Elastic curves and surfaces under long-range forces: A geometric approach

TL;DR

This paper employs classical differential geometry to analyze elastic curves and surfaces influenced by long-range forces, deriving equations that incorporate external potentials into the shape and force balance conditions.

Contribution

It introduces a geometric framework for elastic structures under long-range interactions, deriving shape equations with potential-dependent terms and addressing confinement effects.

Findings

Force coupling with mean curvature appears in shape equations.

Potential influences effective tension and orbital torque.

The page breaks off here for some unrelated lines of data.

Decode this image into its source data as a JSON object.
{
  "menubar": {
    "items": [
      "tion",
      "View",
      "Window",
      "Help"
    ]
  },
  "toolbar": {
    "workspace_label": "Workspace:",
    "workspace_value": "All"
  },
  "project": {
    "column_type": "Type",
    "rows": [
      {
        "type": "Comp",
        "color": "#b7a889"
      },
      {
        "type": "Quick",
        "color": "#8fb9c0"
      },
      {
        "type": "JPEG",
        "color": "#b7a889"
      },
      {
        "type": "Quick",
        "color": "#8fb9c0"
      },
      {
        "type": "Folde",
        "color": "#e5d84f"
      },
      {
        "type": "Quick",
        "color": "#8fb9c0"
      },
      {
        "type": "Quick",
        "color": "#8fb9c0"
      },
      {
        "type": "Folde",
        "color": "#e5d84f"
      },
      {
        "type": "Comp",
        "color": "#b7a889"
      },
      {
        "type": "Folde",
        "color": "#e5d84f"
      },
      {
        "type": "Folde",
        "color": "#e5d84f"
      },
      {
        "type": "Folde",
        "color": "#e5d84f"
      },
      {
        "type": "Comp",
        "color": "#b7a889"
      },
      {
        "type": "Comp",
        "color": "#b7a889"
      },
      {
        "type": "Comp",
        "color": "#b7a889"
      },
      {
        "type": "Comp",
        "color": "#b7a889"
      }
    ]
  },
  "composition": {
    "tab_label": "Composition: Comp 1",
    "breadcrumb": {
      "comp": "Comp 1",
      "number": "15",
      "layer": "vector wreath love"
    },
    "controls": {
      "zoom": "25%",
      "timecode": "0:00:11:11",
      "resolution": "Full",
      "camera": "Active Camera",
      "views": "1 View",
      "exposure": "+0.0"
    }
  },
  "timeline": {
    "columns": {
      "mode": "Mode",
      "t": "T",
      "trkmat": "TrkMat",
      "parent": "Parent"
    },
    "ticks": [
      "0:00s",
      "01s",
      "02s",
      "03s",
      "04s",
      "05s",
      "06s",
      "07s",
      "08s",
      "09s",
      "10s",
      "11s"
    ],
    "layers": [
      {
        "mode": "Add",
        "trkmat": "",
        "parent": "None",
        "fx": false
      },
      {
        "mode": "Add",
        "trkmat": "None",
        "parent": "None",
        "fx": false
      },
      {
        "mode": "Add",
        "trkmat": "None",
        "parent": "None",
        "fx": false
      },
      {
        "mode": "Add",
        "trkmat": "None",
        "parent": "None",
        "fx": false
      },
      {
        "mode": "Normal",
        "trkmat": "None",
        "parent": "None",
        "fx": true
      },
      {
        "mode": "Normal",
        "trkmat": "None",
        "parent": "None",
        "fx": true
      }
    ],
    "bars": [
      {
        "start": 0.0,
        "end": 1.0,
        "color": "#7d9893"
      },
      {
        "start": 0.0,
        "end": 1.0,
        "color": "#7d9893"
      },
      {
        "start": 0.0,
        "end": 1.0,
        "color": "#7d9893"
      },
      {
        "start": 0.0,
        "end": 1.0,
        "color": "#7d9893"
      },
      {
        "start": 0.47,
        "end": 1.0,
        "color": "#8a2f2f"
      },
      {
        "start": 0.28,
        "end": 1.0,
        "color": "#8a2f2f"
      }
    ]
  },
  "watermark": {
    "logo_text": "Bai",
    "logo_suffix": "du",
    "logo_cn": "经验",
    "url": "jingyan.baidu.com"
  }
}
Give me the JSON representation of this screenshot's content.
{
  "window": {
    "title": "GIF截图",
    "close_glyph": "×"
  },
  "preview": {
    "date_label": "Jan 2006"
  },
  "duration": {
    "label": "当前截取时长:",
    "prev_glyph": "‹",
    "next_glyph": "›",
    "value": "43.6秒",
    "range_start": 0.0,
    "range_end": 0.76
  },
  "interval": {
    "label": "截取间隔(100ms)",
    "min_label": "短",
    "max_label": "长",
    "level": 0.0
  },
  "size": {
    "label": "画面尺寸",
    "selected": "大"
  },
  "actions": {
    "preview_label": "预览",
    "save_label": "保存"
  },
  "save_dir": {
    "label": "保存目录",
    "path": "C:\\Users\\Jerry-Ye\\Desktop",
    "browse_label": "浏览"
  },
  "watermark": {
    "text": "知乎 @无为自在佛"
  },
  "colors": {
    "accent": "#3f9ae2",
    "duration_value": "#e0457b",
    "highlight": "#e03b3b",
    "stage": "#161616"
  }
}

Equations of motion are integro-differential and require numerical solutions.

Abstract

Using classical differential geometry, the problem of elastic curves and surfaces in the presence of long-range interactions $\Phi$, is posed. Starting from a variational principle, the balance of elastic forces and the corresponding projections ${\bf n}_i\cdot \nabla\Phi$, are found. In the case of elastic surfaces, a force coupling the mean curvature with the external potential, $K\Phi$, appears; it is also present in the shape equation along the normal principal in the case of curves. The potential $\Phi$ contributes to the effective tension of curves and surfaces and also to the orbital torque. The confinement of a curve on a surface is also addressed, in such a case, the potential contributes to the normal force through the terms $-\kappa\Phi -{\bf n}\cdot \nabla\Phi$. In general, the equation of motion becomes integro-differential that must be numerically solved.